What cinema does that real life cannot is whitewash history and make everything tie together in a sweet little package. Saving Mr. Banks does this in spades, and it IS a nice package, but….it tries so desperately hard to put all the puzzle pieces together for you and then does a pirouette and shoves some jazz hands in your face that you can’t help but feel ever-so-slightly turned off by the whole thing.
The story is a decent one: a curmudgeonly author demands authority over the screenplay of her beloved book and learns to let go a little once overcome by the spectacle of Disney. We all know how it ends because we grew up with the wonderful Julie Andrews as Mary Poppins, but Saving Mr. Banks fails to capture any magic of the musical I grew up with, save for one scene when the Sherman brothers play “Let’s Go Fly a Kite” for Travers, who finally warms up to it. Even my heart grew three sizes.
Thompson is fantastic as always. Prickly, contentious, British, and stern. I love a grumpy character more than a sunshiney one, and she does the trick.
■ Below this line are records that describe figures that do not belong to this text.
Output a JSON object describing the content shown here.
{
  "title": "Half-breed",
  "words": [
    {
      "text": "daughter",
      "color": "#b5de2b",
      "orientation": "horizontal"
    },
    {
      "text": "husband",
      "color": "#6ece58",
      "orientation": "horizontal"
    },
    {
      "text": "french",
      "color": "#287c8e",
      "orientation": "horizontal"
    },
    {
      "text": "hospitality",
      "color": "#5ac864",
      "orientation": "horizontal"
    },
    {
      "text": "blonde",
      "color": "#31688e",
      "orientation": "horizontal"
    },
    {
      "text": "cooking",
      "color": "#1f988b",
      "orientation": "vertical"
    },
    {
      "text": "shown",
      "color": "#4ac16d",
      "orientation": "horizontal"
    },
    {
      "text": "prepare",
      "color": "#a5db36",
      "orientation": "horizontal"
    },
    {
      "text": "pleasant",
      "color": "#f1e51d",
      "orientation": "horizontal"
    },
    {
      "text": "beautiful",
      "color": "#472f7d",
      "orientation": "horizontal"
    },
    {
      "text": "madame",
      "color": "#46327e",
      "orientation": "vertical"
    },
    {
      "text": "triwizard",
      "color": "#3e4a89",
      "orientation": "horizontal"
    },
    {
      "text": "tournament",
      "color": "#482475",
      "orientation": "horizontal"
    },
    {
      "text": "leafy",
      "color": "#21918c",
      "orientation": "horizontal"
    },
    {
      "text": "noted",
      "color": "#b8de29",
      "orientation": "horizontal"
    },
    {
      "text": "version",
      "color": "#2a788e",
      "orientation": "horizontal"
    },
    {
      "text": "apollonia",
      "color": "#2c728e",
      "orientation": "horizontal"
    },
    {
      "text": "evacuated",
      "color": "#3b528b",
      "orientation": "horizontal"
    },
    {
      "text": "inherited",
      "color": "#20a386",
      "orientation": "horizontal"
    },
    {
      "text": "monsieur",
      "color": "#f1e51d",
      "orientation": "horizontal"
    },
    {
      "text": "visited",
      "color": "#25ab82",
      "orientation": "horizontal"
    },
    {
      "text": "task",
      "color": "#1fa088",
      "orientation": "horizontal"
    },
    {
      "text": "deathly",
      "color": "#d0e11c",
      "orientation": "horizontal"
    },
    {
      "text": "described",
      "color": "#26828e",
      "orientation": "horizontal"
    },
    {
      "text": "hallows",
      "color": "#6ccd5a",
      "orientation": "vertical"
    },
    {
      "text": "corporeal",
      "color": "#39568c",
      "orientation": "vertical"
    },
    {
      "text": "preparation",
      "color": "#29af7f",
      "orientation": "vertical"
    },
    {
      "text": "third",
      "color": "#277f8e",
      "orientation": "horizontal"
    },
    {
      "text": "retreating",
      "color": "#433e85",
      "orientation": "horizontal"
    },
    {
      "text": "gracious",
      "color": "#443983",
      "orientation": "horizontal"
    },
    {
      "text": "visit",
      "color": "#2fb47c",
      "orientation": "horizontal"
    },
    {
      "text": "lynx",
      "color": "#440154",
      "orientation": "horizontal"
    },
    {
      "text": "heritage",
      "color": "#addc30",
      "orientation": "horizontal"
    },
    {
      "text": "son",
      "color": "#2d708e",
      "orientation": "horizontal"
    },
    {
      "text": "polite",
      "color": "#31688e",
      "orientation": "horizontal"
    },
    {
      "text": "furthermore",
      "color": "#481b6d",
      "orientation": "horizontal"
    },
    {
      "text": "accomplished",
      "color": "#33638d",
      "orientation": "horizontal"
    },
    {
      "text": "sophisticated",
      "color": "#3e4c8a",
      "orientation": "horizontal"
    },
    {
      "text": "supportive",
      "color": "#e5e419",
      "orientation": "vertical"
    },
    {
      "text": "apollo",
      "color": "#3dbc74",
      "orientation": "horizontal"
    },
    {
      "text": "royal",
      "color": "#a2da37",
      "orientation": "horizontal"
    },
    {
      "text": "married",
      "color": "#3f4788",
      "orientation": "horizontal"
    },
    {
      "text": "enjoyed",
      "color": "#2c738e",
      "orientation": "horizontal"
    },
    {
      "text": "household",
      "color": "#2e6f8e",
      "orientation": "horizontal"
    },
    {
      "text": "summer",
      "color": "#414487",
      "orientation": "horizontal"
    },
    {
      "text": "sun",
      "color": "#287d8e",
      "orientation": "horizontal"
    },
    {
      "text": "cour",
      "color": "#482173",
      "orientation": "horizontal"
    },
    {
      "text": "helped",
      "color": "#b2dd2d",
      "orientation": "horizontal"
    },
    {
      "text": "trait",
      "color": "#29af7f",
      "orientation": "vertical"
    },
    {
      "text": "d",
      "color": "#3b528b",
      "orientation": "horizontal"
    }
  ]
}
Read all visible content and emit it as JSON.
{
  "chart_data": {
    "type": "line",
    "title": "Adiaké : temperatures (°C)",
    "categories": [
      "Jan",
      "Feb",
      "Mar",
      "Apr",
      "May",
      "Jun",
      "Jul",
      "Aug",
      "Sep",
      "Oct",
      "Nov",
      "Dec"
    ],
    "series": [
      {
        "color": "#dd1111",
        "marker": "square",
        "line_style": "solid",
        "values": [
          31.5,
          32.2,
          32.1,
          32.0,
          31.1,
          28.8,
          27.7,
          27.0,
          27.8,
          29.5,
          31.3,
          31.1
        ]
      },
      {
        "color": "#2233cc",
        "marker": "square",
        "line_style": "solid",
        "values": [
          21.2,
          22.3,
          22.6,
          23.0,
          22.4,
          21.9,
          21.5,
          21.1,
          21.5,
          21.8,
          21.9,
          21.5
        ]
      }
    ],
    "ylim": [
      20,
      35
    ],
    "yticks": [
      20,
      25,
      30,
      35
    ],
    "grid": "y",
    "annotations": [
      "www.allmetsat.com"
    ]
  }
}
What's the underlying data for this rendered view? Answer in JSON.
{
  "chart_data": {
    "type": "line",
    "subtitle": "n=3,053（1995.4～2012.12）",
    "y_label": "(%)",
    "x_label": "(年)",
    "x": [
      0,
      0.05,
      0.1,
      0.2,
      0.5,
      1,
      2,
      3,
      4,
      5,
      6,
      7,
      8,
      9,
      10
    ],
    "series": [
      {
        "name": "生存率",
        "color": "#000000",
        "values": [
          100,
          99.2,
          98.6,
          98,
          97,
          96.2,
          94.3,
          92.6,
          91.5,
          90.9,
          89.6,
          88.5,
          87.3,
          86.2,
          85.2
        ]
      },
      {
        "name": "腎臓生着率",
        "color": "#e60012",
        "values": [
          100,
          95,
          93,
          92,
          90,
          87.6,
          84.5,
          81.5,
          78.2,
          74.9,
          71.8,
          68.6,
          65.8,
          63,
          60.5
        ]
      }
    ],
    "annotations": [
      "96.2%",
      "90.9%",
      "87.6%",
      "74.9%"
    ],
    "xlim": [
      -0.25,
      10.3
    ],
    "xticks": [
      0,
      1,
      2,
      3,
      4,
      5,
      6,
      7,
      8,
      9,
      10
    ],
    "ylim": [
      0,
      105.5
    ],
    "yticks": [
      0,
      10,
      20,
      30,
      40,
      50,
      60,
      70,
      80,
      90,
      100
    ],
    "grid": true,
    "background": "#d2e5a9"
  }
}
She only softens really in the presence of Paul Giamatti, who is her hired driver and says weird, schlocky things like “The sun came out to say hello to you!” and gives her a sob story to make her heart thaw a little. It’s a cinema trick that works for many people, but for me it feels forced, and that made me feel a little sad.
I wanted to like Saving Mr. Banks more. I love Emma Thompson. I adore Tom Hanks, and I loooooooove Mary Poppins. Hanks and Thompson do their best here, and they are both their usual talented selves, but even they can’t overcome the heaping spoonfuls of high fructose corn sugar that is dumped down our throats.
Go just to see Emma Thompson shine, but know that you’ll leave wanting to just read Mary Poppins (or see the movie that Travers hated so much) instead.